The artist’s ground preparing process is akin to a gardener’s green thumb…
I also wanted to discuss with Lucy her book Debilitating Nostalgia, the text for which was written by fellow artist Hugo Hagger. Both the drawings and the words in the book tend to take up less than half of the page, backwardly mimicking the heavy cropping taking place in each image and giving them a magnified appearance. ‘I don't want to speak for Hugo but one thing I really took from working together on it was the way in which his ideas never felt like they were being squashed into ‘MAKING SENSE’ together. He has such confidence in his expression.’ I related to this instantly, having shared multiple conversations at private views as of late on the need some curators or artists feel to apply a running theme, a big idea, or some critical theory that risks cheapening the work and turning it into a contrived funnel of mediation for the audience. Hugo’s poems and Lucy’s drawings both share a suspended tenderness; the soft graphite accompanied by a stream of consciousness seems to circle around big and little questions enough to satisfy the lack of need for a conclusive direction. ‘I gave him the drawings. He sent me the writing. No notes - done! It worked very naturally.’

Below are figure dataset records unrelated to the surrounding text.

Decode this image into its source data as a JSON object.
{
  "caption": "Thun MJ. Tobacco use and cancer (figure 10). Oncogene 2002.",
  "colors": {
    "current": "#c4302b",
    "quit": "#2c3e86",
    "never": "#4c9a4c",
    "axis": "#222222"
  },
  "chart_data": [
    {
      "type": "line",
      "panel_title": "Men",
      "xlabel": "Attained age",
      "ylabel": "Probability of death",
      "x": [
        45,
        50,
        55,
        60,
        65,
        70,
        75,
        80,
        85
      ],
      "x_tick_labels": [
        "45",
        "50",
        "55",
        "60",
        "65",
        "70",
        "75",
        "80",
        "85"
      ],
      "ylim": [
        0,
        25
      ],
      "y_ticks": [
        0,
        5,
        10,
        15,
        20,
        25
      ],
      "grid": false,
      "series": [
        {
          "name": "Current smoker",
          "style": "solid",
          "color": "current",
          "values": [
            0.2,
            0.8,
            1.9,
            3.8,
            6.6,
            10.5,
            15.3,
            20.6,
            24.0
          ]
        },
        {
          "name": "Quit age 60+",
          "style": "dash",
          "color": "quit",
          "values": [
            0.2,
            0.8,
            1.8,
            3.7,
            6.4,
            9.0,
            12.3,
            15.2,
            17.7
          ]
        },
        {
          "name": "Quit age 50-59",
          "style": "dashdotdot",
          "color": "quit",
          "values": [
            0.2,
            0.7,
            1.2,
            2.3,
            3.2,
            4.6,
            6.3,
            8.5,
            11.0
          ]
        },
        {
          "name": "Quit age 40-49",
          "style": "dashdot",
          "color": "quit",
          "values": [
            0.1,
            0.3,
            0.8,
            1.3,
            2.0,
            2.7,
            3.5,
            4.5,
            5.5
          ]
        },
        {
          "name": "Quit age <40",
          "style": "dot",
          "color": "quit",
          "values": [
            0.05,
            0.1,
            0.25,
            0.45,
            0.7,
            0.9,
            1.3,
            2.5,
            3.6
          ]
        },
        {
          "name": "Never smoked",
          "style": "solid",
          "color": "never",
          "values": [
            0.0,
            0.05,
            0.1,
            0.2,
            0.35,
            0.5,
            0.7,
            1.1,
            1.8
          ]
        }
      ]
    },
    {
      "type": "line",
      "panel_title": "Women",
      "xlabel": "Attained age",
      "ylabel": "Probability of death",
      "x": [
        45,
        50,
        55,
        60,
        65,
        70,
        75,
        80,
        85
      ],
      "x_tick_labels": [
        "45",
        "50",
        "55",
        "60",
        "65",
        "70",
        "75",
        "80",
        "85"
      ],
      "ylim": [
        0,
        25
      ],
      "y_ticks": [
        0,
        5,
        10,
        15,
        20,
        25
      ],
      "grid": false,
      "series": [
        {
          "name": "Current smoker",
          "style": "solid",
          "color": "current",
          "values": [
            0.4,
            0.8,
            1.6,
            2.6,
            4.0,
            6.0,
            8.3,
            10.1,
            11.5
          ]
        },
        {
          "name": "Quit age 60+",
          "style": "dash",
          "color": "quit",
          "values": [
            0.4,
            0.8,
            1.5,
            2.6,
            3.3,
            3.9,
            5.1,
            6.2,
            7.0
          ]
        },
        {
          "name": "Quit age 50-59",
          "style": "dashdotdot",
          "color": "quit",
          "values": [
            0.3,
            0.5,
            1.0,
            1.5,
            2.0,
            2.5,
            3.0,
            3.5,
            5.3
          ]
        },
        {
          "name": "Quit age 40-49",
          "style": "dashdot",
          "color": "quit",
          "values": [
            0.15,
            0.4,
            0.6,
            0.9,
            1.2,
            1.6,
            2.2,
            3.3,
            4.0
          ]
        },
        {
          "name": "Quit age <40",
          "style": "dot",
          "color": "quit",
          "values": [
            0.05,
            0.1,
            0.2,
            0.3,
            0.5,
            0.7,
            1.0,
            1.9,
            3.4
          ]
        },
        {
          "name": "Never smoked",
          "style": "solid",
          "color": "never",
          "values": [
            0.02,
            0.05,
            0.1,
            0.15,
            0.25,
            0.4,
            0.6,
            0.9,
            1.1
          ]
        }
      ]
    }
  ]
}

Spread from Debililating Nostalgia by Lucy Neish and Hugo Hagger. Courtesy of the authors.
‘Any references?’ I asked, since I always assume readers want to know them as much as I do. Lucy answered with the following: a collection of short stories - Men God Forgot - by Albert Cossery, and two songs she has on repeat, Stormzy’s ‘Lessons,’ and Prince’s ‘Purple Rain.’ When it comes to artists, Lucy notes she ‘can always’ look to Édouard Vuillard. ‘It’s like a mini painting lesson. Like don’t be too uptight - be loose at points, let things be off... probs shouldn‘t admit that.’ Down with perfection! See the big in the little, the microscopic and macroscopic in simultaneity.
Debilitating Nostalgia is available now.